A lifecycle stage describes where a piece of content is in its performance arc. The standard set is Rising Hard, Rising, Stable, Declining, Zombie, and New Launch. Rising pages are climbing month over month. Stable pages are holding. Declining pages are losing traffic. Zombie pages are effectively dead: low traffic, no growth signal, older than six months. New Launch pages published inside the current 30-day window. Every page in a content audit gets exactly one stage, and the stage defines the action: refresh, expand, retire, or leave alone.
What are “Perfect Storm” pages and how do I find them?
Perfect Storm pages are pages with high search impressions and low click-through rate; pages Google is already showing to search users, but that users are not clicking. They are the highest-upside refresh candidates in a content library because the traffic demand is already there; only the title, meta description, or SERP snippet is under-performing. Find them in Google Search Console under Search Results → Pages, sorted by impressions descending, filtered to CTR under 2%.
How should I score pages against my ICP if I only have GA4 and Search Console data?
Use referring queries from Search Console as the primary signal; do the queries driving impressions match how your ICP actually searches? Use engagement rate from GA4 as a secondary signal: is engagement above your site average, which is a proxy for audience fit? A page with ICP-aligned queries and above-average engagement scores high. A page with unrelated queries and low engagement scores low. Judgment calls in between are what a Content Marketing Manager brings to the audit.
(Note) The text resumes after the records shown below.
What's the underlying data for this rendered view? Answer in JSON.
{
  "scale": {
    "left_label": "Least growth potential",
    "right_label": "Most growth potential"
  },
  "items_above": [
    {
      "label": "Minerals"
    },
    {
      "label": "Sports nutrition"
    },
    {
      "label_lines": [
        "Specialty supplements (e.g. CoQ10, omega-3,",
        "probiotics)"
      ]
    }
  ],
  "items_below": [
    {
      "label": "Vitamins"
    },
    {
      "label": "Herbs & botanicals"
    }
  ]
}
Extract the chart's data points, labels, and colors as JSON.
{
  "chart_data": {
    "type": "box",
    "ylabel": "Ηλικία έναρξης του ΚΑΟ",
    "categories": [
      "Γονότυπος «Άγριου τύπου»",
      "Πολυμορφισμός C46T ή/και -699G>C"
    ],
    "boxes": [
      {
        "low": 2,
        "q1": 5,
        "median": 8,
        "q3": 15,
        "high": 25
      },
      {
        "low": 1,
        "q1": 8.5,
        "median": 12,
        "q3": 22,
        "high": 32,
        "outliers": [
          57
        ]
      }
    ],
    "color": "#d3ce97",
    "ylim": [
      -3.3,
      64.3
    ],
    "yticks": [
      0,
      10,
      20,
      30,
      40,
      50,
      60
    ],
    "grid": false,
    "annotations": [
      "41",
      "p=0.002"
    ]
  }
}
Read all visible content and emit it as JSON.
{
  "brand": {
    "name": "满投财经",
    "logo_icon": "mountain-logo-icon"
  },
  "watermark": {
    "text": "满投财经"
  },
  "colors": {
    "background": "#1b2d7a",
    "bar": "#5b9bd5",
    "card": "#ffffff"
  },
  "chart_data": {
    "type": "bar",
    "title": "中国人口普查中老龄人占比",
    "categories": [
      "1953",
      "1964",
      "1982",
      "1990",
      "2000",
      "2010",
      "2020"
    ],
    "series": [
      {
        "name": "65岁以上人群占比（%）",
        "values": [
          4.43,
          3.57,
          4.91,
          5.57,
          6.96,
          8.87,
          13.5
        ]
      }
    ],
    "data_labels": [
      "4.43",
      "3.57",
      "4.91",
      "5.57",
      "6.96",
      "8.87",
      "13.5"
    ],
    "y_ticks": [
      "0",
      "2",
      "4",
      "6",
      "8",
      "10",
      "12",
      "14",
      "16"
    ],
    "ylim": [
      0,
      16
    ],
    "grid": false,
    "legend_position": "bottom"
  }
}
How often should I run a content audit?
Monthly. Content lifecycle stages shift on that timescale, pages move from Rising to Stable or Stable to Declining inside a 30-day window, and catching those transitions is what makes the audit actionable. Weekly is too noisy. Quarterly misses the fast movers. A monthly cadence lines up with most content teams’ planning cycles and produces a work queue you can act on inside the same month.